I want the sex details of her past relationships – it is my business, and she won’t tell…

by Rod Smith

QUESTION: My girlfriend was very sexually active before we met. Jealousy often rages in me. She won’t tell me about any of her past relationships and it feels to me like she still prefers other men.

ROD’S REPLY: I predict that the more this eats at you, the more you will want to know. The more she tells you, 0r refuses to tell you, the more you will ask. Every detail she divulges will haunt you, and finally, your obsessions will silence her. When she is silenced, you will claim that she has something to hide or that she still has “feelings” for some guy she probably no longer even knows. This is your issue, not hers.

Shakespeare did not call jealousy the “the green eyed monster” for nothing. Try to get over it. If you want this relationship to grow in a healthy manner, you had better understand what is, and is not, your business. Jealousy over relationships that predate you is unreasonable. Her behavior then, is none of your business, now.

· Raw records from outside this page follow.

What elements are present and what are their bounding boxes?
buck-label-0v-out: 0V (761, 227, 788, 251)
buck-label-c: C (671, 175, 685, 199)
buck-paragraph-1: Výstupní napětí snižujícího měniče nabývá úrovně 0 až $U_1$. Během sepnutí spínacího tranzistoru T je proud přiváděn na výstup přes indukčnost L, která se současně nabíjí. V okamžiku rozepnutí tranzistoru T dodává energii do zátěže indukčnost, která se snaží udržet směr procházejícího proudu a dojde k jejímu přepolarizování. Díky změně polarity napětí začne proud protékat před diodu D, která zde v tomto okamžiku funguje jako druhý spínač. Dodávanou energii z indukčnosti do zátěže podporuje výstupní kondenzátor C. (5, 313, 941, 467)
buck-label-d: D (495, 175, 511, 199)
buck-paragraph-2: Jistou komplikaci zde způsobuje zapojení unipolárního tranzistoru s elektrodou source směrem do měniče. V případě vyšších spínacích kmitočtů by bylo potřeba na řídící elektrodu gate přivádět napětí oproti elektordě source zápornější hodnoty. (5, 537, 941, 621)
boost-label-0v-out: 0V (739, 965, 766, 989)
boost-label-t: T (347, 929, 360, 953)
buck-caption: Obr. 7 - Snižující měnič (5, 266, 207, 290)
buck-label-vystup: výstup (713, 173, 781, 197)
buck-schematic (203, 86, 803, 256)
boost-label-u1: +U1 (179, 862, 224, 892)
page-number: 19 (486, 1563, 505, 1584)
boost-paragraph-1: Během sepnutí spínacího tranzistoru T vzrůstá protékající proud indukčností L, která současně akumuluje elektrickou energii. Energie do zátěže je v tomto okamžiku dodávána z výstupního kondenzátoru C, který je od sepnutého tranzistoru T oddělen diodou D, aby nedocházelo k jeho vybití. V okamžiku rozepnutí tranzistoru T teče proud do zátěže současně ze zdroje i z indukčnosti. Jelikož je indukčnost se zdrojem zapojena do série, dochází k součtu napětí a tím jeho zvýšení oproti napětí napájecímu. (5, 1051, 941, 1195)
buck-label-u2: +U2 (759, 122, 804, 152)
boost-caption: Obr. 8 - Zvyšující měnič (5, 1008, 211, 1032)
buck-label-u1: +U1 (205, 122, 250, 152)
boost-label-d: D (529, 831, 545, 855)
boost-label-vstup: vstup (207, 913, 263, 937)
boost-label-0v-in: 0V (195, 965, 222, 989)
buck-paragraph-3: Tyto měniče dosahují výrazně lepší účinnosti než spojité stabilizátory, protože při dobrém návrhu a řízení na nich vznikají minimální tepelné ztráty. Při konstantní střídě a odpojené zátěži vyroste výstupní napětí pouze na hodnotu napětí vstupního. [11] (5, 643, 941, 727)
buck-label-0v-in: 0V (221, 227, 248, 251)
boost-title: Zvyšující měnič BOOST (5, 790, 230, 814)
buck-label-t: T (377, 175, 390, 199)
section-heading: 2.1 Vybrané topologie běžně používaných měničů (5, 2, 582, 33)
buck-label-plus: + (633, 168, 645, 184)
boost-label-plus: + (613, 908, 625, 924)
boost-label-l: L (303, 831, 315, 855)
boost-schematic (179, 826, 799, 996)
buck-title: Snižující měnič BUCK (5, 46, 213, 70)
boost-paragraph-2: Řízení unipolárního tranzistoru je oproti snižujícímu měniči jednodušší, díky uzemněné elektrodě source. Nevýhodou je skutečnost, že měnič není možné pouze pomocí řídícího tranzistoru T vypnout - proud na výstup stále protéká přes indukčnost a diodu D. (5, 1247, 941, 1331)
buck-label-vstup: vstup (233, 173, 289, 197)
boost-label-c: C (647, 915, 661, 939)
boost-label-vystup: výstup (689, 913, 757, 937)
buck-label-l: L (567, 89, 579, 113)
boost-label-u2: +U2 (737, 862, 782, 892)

I’d suggest you focus on trying to be a little less controlling. My guess is that were this not the issue, you’d be jealous about something else.

6 Comments to “I want the sex details of her past relationships – it is my business, and she won’t tell…”

  1. So true, this is a control issue, his problem, not hers. If you love her, then you love her for who she is today, she is who she is today because of all of her past experiences.

    Let it go, or let her go, that is the only two choices that you have that will give you and her any peace.

  2. I encourage you to let it go as well. I fell to the pressure of giving details of a previous relationship and have paid the price for 26 years. You are focusing on her past, not the present relationship you have with her. If knowing the details mean more to you than her feeling safe with her history maybe you should rethink the relationship all together.

  3. Drop her. She’s immoral.

    (responder used unacceptable terms in the above comment. I edited the remark.
    Rod Smith)

  4. I have recently gone through the same thing with my boyfriend. I respect his past, ex wife ex girlfriends, relationships and do not think it is any of my business but he needed to know everything about me. I now feel stripped of myself. I still have not told him everything as somethings are personal. I am a good person today and all my past has made me the person he fell in love with including my past loves. Dont make her feel bad about herself my asking inappropriate questions about her past. That is all you are doing and she will feel judged. She loves you for who you are today give her the same respect.

  5. I have been through this. I wanted to know everything because I felt that I wanted a complete relationship, 100%, I wanted her past aswell. For me it was worse imagining what had happened, I gave all of my history.

    This has caused problems and I have to trust what she tells me (all women lie about this) she has to trust me with what she tells me. What is the problem with this I don’t understand? as men we are always blamed for poor communication, when you get ‘deep’ into the emotional detail women don’t like it, their version of communication is superfical.

  6. Yeah, live for the future and not the past. I know it’s hard and ive been their but nothing can come good outta the past, it’ll just murder you until you give in. Either drop her or forget it, it’s up to you. Id move on with one of the choices.